Right Turn On Red

I spent 13 years as a motor vehicle driver, more if you count the many years of my youth scooting around town on a Suzuki FA50 scooter. I learned at a young age what “right turn on red” means: stop at the stop signal/sign, when it is abundantly clear that you can proceed unhindered you may go forth with caution.

I present to you the following photo.


This is my nightmare. I go through this intersection daily. There are 21 lanes of traffic that commingle. On the left side: two westbound, one eastbound left, one eastbound straight, one eastbound right. At the bottom: two southbound, one northbound left, two northbound straight, one northbound right. On the right: one east bound yield, one eastbound straight, one westbound left/straight, one westbound right straight. At the top: two northbound straight, one southbound left, two southbound straight, one southbound right.
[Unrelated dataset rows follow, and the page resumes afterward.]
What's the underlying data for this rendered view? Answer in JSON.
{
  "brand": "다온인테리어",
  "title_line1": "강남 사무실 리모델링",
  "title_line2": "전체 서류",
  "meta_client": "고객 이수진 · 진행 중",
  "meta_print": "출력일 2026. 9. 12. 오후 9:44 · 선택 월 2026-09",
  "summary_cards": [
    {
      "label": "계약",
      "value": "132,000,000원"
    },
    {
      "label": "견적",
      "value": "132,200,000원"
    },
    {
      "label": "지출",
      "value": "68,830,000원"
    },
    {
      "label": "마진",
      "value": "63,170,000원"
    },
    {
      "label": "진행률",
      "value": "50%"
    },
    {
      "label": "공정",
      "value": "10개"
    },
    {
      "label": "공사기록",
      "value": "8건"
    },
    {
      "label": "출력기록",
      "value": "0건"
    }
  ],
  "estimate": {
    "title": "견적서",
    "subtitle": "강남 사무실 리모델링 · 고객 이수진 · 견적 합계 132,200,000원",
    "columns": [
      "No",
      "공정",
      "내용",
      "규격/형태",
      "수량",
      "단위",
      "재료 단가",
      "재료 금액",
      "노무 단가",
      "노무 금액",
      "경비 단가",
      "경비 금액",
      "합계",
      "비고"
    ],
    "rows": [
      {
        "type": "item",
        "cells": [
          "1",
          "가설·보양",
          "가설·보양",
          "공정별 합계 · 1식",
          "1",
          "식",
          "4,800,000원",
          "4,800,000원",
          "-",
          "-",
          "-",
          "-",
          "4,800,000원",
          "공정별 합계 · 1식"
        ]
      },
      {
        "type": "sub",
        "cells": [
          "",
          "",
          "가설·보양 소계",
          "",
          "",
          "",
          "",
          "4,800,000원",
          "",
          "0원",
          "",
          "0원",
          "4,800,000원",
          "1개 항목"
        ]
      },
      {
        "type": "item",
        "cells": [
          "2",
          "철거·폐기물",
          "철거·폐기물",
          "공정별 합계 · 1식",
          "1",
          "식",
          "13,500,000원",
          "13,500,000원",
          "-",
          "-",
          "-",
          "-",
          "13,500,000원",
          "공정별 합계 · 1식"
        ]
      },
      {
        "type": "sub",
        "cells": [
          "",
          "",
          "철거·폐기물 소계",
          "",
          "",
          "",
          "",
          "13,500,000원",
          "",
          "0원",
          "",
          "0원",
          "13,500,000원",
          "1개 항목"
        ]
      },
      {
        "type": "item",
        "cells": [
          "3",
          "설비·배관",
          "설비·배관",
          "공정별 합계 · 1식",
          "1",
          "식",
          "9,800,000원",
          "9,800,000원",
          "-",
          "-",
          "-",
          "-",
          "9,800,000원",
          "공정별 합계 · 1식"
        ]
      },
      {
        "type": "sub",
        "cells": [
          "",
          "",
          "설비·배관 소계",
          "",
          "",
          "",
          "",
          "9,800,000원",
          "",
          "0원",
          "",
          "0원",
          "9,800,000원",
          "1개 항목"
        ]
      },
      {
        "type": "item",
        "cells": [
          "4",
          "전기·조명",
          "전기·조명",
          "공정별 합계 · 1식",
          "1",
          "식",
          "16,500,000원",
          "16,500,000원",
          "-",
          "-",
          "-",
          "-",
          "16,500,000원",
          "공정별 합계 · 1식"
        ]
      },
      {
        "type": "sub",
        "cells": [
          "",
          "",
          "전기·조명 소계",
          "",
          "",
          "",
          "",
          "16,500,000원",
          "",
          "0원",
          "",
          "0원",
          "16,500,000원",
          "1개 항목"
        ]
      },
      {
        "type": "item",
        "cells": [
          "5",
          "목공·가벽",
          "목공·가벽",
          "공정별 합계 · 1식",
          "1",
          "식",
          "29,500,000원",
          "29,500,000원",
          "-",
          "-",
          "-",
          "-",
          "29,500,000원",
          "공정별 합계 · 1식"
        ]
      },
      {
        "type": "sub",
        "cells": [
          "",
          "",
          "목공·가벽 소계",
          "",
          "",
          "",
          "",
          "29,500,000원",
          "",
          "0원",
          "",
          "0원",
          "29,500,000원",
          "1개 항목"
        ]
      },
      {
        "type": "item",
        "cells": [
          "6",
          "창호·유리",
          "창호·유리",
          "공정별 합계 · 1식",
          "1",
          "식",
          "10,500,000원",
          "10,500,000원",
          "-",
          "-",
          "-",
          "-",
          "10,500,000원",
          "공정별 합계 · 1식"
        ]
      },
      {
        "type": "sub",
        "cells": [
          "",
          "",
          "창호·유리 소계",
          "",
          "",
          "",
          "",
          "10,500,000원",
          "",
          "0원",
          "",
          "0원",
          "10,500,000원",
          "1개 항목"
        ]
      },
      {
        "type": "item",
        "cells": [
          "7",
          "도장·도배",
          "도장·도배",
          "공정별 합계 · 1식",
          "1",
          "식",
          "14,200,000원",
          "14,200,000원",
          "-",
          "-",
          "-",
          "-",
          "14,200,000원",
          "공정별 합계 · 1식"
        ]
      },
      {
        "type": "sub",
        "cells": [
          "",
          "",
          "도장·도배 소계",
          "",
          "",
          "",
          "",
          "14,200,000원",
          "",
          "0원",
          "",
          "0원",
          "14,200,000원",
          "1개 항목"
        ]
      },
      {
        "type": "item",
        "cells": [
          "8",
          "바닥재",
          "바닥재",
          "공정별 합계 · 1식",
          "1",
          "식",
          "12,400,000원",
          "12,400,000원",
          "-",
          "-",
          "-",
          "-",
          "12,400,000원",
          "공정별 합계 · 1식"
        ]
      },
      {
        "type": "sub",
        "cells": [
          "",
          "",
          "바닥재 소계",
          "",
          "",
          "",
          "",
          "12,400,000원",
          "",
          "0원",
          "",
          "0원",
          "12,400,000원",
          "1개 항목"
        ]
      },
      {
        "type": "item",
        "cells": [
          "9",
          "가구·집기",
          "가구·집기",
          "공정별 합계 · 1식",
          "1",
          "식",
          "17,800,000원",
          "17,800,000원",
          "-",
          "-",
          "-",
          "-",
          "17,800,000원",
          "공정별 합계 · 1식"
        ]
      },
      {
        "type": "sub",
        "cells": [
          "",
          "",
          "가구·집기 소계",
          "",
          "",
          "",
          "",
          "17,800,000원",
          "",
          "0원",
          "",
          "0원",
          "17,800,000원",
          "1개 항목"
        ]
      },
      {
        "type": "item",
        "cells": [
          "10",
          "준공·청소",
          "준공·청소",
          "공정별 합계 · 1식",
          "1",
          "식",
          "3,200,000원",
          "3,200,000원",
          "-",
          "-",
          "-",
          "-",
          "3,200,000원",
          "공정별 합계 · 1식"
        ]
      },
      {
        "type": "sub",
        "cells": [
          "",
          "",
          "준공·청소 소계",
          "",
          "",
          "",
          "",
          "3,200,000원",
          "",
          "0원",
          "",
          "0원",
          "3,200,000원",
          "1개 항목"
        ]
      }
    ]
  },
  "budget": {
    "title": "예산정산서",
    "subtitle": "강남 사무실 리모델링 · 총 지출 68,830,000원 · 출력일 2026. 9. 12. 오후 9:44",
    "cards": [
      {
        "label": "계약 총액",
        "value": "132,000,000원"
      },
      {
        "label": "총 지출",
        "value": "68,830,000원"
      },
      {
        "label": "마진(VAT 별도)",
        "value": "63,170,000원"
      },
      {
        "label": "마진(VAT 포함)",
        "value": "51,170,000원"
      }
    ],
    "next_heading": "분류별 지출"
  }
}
My needs are simple: get from the southwest corner to the southeast corner, receive tacos, return to southwest corner. The problem starts in the eastbound right turn lane. When the crossing signal says go, so does all the traffic turning right. The northbound right turn lane also goes through their red light and slams on the brakes in the yield lane.

It is generally frowned upon or illegal to operate a bicycle on a sidewalk/crosswalk. In this instance I admit guilt in doing just that. Due to the size and traffic flow of this intersection staying on the bike is preferred because you cannot walk across it in the allotted time given by the crosswalk signal.

This is also not a road I would ever consider riding on, in traffic/taking a lane. The posted speed limit is 45mph and is routinely exceeded to 50 or 55mph.

I’ve had my share of near misses but I have not yet received a ticket or warning from the police, nor have I ever viewed the police cite a motorist for running the red lights.

I once encountered a cycle tourist heading to Indiana through this intersection. We had a short chat about the drivers around this intersection being the worst he had encountered in about 400 miles. I couldn’t disagree. Even when I drove through there I was always mildly disturbed, if not terrified that something bad would happen.

I’m not saying “right turn on red” is bad. It does seem to keep traffic mostly flowing safely. But please, pay attention.